Remplacer la viande par le poisson ? Et la biodiversité ?

La pratique de l’abstinence de viande le vendredi remonte au moins à la déclaration du pape Nicolas Ier au 9e siècle. Les catholiques devaient s'abstenir de manger de la viande ("chair, sang ou moelle") le vendredi en mémoire de la mort et de la crucifixion du Christ. Elle a conduit de nombreux catholiques - et même de larges pans de la population des pays à prédominance chrétienne – à se tourner vers le poisson, pour remplacer les protéines. Cette tradition n'est plus une obligation depuis les années 1960, sauf pendant le carême précédant Pâques, et est tombée en désuétude.

Au vu de l’augmentation de la consommation de poisson - pas uniquement chez les catholiques, bien sûr! -, au cours des 40 dernières années, les populations d’espèces marines ont enregistré un déclin de 39 % (source : WWF). Mais les ressources de la mer ne sont pas inépuisables. La FAO avertit qu’un tiers des stocks de poissons est surexploité dans le monde. Même si d’autres solutions existent pour remplacer les protéines animales, le problème c'est la surconsommation.

Le bilan carbone de la viande est lourd

Les 15% d'émissions de gaz à effet de serre résultant de l'élevage de bétail sont donc liées aux activités humaines. Sans compter que la production d’un kilo de bœuf nécessite plus de 13 500 litres d’eau, contre environ 4000 pour un kilo de poulet, soit 3,5 fois plus. Or, la production de viande devrait continuer à augmenter dans les décennies qui viennent, notamment dans les pays émergents. Elle pourrait ainsi atteindre au moins 524 millions de tonnes en 2080, selon la FAO. Mais, pour rappel, en 2050, les Etats se sont engagés – via l’Accord de Paris (Cop 21) à ne plus émettre de carbone.
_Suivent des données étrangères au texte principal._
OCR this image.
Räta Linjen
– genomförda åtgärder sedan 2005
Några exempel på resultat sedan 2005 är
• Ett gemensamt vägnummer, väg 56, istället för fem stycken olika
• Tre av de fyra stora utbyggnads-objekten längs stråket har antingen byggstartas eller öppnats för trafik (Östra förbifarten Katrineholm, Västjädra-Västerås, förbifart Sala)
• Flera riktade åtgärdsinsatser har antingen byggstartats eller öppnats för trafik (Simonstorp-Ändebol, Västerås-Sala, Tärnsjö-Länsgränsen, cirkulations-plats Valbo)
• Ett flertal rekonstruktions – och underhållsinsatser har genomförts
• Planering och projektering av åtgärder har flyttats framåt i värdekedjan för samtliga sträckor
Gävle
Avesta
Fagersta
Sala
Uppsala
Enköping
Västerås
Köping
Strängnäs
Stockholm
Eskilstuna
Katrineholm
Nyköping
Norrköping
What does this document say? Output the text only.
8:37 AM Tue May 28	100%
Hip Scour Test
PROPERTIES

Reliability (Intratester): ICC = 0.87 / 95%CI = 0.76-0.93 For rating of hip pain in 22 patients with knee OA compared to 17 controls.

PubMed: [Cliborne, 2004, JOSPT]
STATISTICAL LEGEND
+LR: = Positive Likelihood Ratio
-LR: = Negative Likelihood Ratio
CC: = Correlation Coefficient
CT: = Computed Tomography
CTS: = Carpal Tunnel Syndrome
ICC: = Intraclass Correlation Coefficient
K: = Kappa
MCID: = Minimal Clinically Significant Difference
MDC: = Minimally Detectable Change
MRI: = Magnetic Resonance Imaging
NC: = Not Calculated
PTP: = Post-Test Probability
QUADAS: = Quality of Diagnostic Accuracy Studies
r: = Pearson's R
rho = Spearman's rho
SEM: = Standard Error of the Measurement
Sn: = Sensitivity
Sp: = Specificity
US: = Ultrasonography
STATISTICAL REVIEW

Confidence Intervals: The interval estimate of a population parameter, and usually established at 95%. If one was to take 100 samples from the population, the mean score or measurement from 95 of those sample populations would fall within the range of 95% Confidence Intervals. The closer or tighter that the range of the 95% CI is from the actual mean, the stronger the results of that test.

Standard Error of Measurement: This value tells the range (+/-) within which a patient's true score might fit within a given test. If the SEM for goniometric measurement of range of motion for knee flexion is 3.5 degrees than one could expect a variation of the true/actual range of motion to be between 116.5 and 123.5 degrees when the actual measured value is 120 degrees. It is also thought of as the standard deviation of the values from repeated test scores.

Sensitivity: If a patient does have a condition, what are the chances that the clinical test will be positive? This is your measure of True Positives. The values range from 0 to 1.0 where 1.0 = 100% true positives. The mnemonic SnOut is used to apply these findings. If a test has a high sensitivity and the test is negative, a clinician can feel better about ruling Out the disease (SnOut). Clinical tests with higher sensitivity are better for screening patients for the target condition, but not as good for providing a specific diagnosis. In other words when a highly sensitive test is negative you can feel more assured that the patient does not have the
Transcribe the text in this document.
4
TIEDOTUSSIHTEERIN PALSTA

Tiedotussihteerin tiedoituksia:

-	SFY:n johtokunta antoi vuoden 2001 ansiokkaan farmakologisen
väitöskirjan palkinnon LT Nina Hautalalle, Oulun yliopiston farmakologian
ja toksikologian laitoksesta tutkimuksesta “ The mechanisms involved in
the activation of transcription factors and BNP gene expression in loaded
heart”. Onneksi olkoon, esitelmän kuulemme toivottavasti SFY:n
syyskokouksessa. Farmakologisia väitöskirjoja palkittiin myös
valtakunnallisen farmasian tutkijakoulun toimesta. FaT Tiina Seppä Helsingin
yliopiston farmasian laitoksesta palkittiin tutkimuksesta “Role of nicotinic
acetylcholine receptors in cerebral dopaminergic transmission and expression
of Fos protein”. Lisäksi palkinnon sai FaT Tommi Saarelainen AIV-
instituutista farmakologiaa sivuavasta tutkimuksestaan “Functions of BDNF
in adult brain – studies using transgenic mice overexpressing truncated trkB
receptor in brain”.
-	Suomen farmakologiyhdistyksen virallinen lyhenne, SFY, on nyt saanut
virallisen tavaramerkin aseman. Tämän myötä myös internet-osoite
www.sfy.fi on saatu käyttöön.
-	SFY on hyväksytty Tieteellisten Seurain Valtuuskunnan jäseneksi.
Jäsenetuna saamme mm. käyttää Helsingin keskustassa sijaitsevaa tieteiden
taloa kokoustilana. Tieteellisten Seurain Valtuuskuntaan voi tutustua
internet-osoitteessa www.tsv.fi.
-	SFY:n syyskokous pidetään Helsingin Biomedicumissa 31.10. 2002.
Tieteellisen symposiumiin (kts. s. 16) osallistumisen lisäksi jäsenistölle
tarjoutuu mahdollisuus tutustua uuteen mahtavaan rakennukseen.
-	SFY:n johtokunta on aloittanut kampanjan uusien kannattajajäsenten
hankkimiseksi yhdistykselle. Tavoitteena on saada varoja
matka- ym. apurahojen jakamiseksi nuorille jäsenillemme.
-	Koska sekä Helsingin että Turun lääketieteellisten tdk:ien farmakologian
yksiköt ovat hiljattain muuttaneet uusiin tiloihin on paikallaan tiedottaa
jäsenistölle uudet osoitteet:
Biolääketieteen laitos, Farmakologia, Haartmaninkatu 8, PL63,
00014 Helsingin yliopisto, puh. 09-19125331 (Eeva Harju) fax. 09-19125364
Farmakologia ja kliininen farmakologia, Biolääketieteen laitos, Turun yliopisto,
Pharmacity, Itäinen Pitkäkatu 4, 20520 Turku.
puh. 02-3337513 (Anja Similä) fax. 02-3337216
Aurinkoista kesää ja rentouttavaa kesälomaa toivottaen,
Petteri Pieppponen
L’Etat du Vatican a signé cet accord. Il pourrait donc encourager les catholiques à réduire leur consommation de viande, au bénéfice de la santé de la planète mais aussi de leur propre santé. Car la surconsommation de viande a aussi des effets négatifs sur la santé humaine, notamment à cause des acides gras saturés, facteurs de maladies cardio-vasculaires .

L'équipe du professeur Larcom a calculé l'empreinte carbone d’une minuscule baisse de la consommation de viande en comparant les émissions générées par les régimes quotidiens moyens des mangeurs et des non mangeurs de viande en Angleterre et au Pays de Galles. Le régime non carné moyen, riche en protéines et comprenant des aliments tels que le poisson et le fromage, ne contribue qu'à un tiers des émissions de gaz à effet de serre par kilo par rapport au mangeur de viande moyen.

Cette étude britannique vient donc confirmer ce que les différents rapports du GIEC ont déjà annoncé clairement : une diminution importante de la consommation de viande est un levier efficace dans la lutte contre le dérèglement climatique.

Le Dr Luca Panzone de l'université de Newcastle, co-auteur de l'étude, a ajouté : "Bien que notre étude ait porté sur un changement de pratique chez les catholiques, de nombreuses religions ont des interdits alimentaires susceptibles d'avoir un impact important sur les ressources naturelles. D'autres chefs religieux pourraient également susciter des changements de comportement pour encourager davantage la durabilité et atténuer le changement climatique."